Pero la verdad es que mi memoria se ha desvanecido de aquella calle y cada vez son más las cosas que he olvidado. Al escribir, tratando de revivir mis recuerdos, a menudo me abruma una terrible inseguridad. ¿Estaré olvidando lo más importante? ¿Acaso hay un abismo en mi mente donde los recuerdos cruciales se desvanecen y se transforman en nada?
Esto es todo lo que puedo obtener por ahora: recuerdos incompletos que se desvanecen y palidecen con cada momento que pasa, y escribir estas líneas con la desesperación de un hombre perdido. Esta es la única forma en que puedo cumplir la promesa que le hice a Inés.

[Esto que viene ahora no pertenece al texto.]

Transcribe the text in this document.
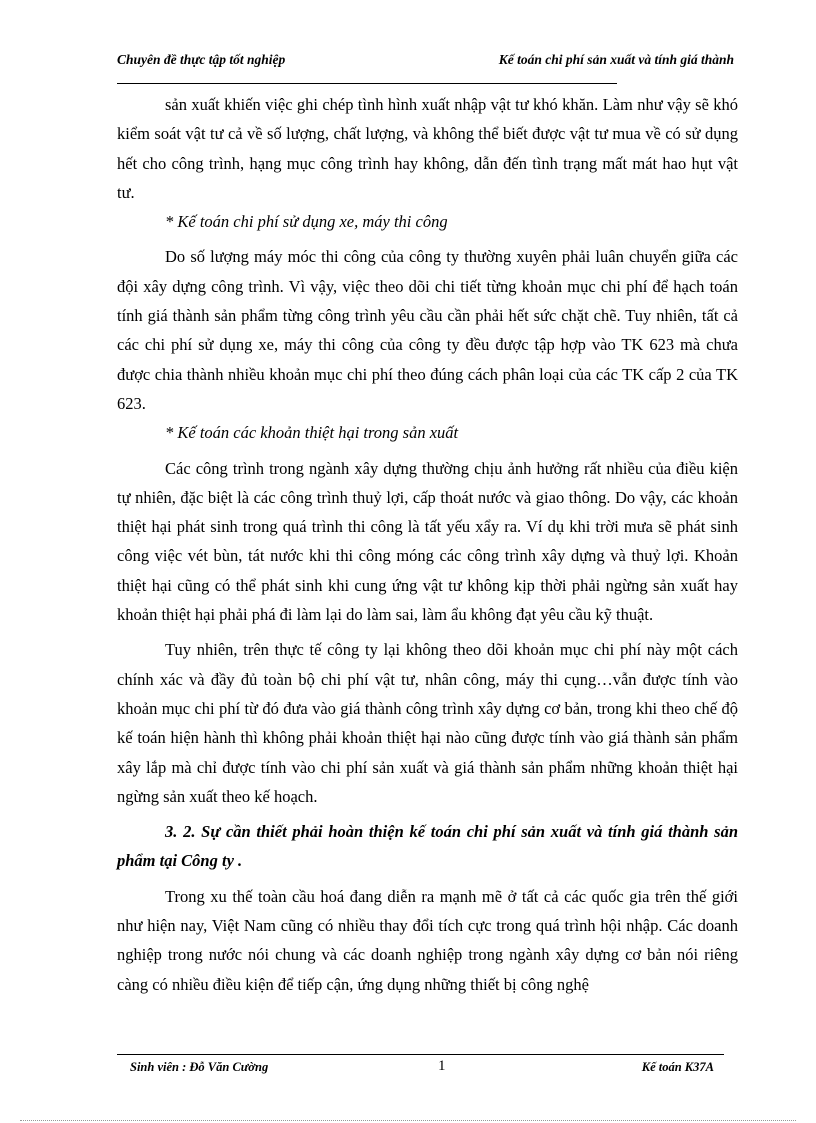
Chuyên đề thực tập tốt nghiệp	Kế toán chi phí sản xuất và tính giá thành

sản xuất khiến việc ghi chép tình hình xuất nhập vật tư khó khăn. Làm như vậy sẽ khó kiểm soát vật tư cả về số lượng, chất lượng, và không thể biết được vật tư mua về có sử dụng hết cho công trình, hạng mục công trình hay không, dẫn đến tình trạng mất mát hao hụt vật tư.

* Kế toán chi phí sử dụng xe, máy thi công

Do số lượng máy móc thi công của công ty thường xuyên phải luân chuyển giữa các đội xây dựng công trình. Vì vậy, việc theo dõi chi tiết từng khoản mục chi phí để hạch toán tính giá thành sản phẩm từng công trình yêu cầu cần phải hết sức chặt chẽ. Tuy nhiên, tất cả các chi phí sử dụng xe, máy thi công của công ty đều được tập hợp vào TK 623 mà chưa được chia thành nhiều khoản mục chi phí theo đúng cách phân loại của các TK cấp 2 của TK 623.

* Kế toán các khoản thiệt hại trong sản xuất

Các công trình trong ngành xây dựng thường chịu ảnh hưởng rất nhiều của điều kiện tự nhiên, đặc biệt là các công trình thuỷ lợi, cấp thoát nước và giao thông. Do vậy, các khoản thiệt hại phát sinh trong quá trình thi công là tất yếu xẩy ra. Ví dụ khi trời mưa sẽ phát sinh công việc vét bùn, tát nước khi thi công móng các công trình xây dựng và thuỷ lợi. Khoản thiệt hại cũng có thể phát sinh khi cung ứng vật tư không kịp thời phải ngừng sản xuất hay khoản thiệt hại phải phá đi làm lại do làm sai, làm ẩu không đạt yêu cầu kỹ thuật.

Tuy nhiên, trên thực tế công ty lại không theo dõi khoản mục chi phí này một cách chính xác và đầy đủ toàn bộ chi phí vật tư, nhân công, máy thi cụng…vẫn được tính vào khoản mục chi phí từ đó đưa vào giá thành công trình xây dựng cơ bản, trong khi theo chế độ kế toán hiện hành thì không phải khoản thiệt hại nào cũng được tính vào giá thành sản phẩm xây lắp mà chỉ được tính vào chi phí sản xuất và giá thành sản phẩm những khoản thiệt hại ngừng sản xuất theo kế hoạch.

3. 2. Sự cần thiết phải hoàn thiện kế toán chi phí sản xuất và tính giá thành sản phẩm tại Công ty .

Trong xu thế toàn cầu hoá đang diễn ra mạnh mẽ ở tất cả các quốc gia trên thế giới như hiện nay, Việt Nam cũng có nhiều thay đổi tích cực trong quá trình hội nhập. Các doanh nghiệp trong nước nói chung và các doanh nghiệp trong ngành xây dựng cơ bản nói riêng càng có nhiều điều kiện để tiếp cận, ứng dụng những thiết bị công nghệ

Sinh viên : Đỗ Văn Cường	1	Kế toán K37A
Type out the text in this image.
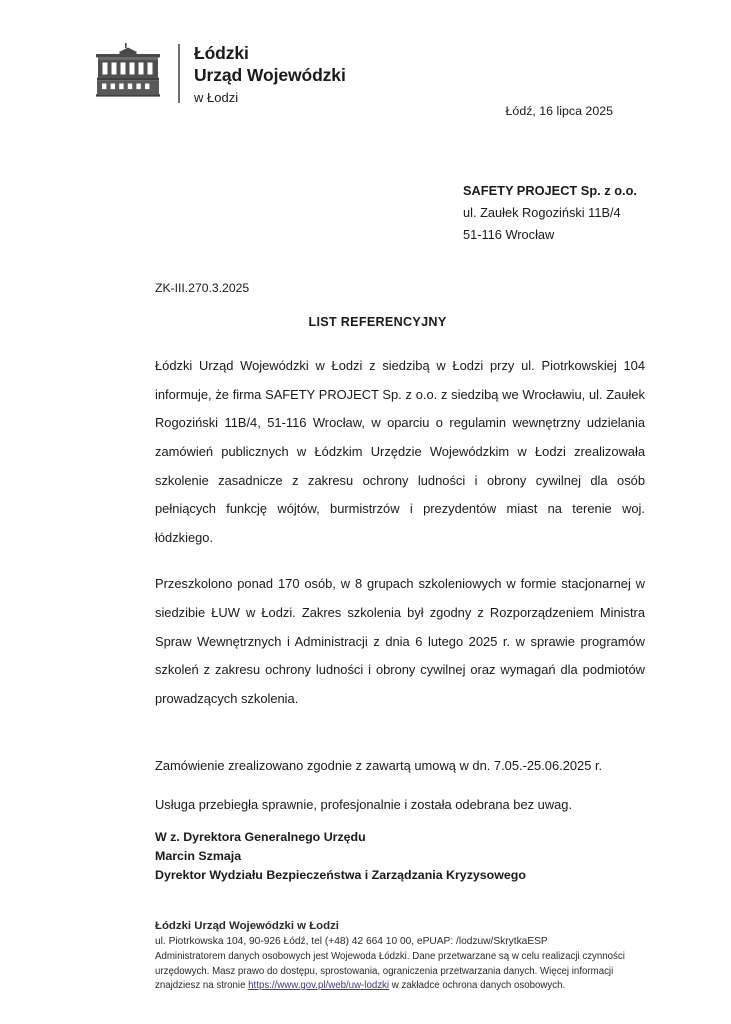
Łódzki
Urząd Wojewódzki
w Łodzi
Łódź, 16 lipca 2025
SAFETY PROJECT Sp. z o.o.
ul. Zaułek Rogoziński 11B/4
51-116 Wrocław
ZK-III.270.3.2025
LIST REFERENCYJNY

Łódzki Urząd Wojewódzki w Łodzi z siedzibą w Łodzi przy ul. Piotrkowskiej 104 informuje, że firma SAFETY PROJECT Sp. z o.o. z siedzibą we Wrocławiu, ul. Zaułek Rogoziński 11B/4, 51-116 Wrocław, w oparciu o regulamin wewnętrzny udzielania zamówień publicznych w Łódzkim Urzędzie Wojewódzkim w Łodzi zrealizowała szkolenie zasadnicze z zakresu ochrony ludności i obrony cywilnej dla osób pełniących funkcję wójtów, burmistrzów i prezydentów miast na terenie woj. łódzkiego.

Przeszkolono ponad 170 osób, w 8 grupach szkoleniowych w formie stacjonarnej w siedzibie ŁUW w Łodzi. Zakres szkolenia był zgodny z Rozporządzeniem Ministra Spraw Wewnętrznych i Administracji z dnia 6 lutego 2025 r. w sprawie programów szkoleń z zakresu ochrony ludności i obrony cywilnej oraz wymagań dla podmiotów prowadzących szkolenia.

Zamówienie zrealizowano zgodnie z zawartą umową w dn. 7.05.-25.06.2025 r.

Usługa przebiegła sprawnie, profesjonalnie i została odebrana bez uwag.

W z. Dyrektora Generalnego Urzędu
Marcin Szmaja
Dyrektor Wydziału Bezpieczeństwa i Zarządzania Kryzysowego
Łódzki Urząd Wojewódzki w Łodzi
ul. Piotrkowska 104, 90-926 Łódź, tel (+48) 42 664 10 00, ePUAP: /lodzuw/SkrytkaESP
Administratorem danych osobowych jest Wojewoda Łódzki. Dane przetwarzane są w celu realizacji czynności urzędowych. Masz prawo do dostępu, sprostowania, ograniczenia przetwarzania danych. Więcej informacji znajdziesz na stronie https://www.gov.pl/web/uw-lodzki w zakładce ochrona danych osobowych.
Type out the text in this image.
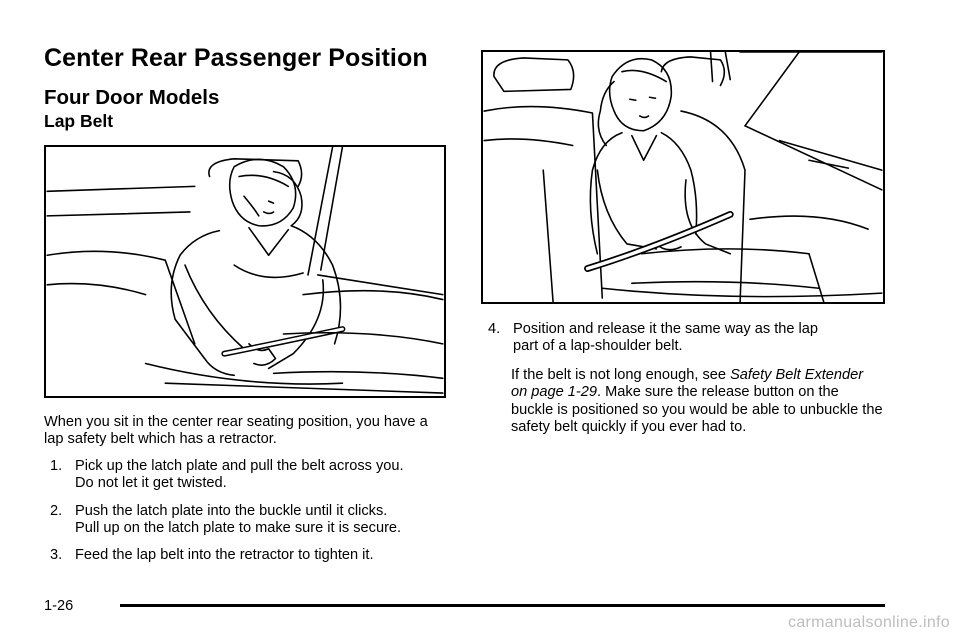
Center Rear Passenger Position
Four Door Models
Lap Belt
When you sit in the center rear seating position, you have a lap safety belt which has a retractor.
1. Pick up the latch plate and pull the belt across you.
Do not let it get twisted.
2. Push the latch plate into the buckle until it clicks.
Pull up on the latch plate to make sure it is secure.
3. Feed the lap belt into the retractor to tighten it.
4. Position and release it the same way as the lap
part of a lap-shoulder belt.
If the belt is not long enough, see Safety Belt Extender on page 1-29. Make sure the release button on the buckle is positioned so you would be able to unbuckle the safety belt quickly if you ever had to.
1-26
carmanualsonline.info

Hace algún tiempo, cuando era más joven y mis recuerdos eran mucho más claros que ahora, intenté escribir sobre Inés varias veces. Pero nunca fui capaz de escribir ni una sola palabra. Era consciente de que, si escribía la primera frase, las demás fluirían espontáneamente, pero nunca llegué a escribir esa primera línea. Todo era demasiado claro y nunca supe cómo moldearlo. El mapa más detallado puede ser inútil en ocasiones por esta misma razón. Pero ahora lo sé. Lo único que puedo expresar en este imperfecto texto son recuerdos imperfectos y pensamientos imperfectos. Y cuanto más descoloridos se han vuelto los recuerdos de Inés, más capaz he sido de entenderla. Ahora sé por qué me pidió que no la olvidara. Ella sabía que mi memoria eventualmente la borraría. Por eso me lo pidió: «¿Siempre te acordarás de que existo y de que estuve a tu lado?» Este pensamiento me llena de una tristeza insoportable. Porque Inés nunca me amó.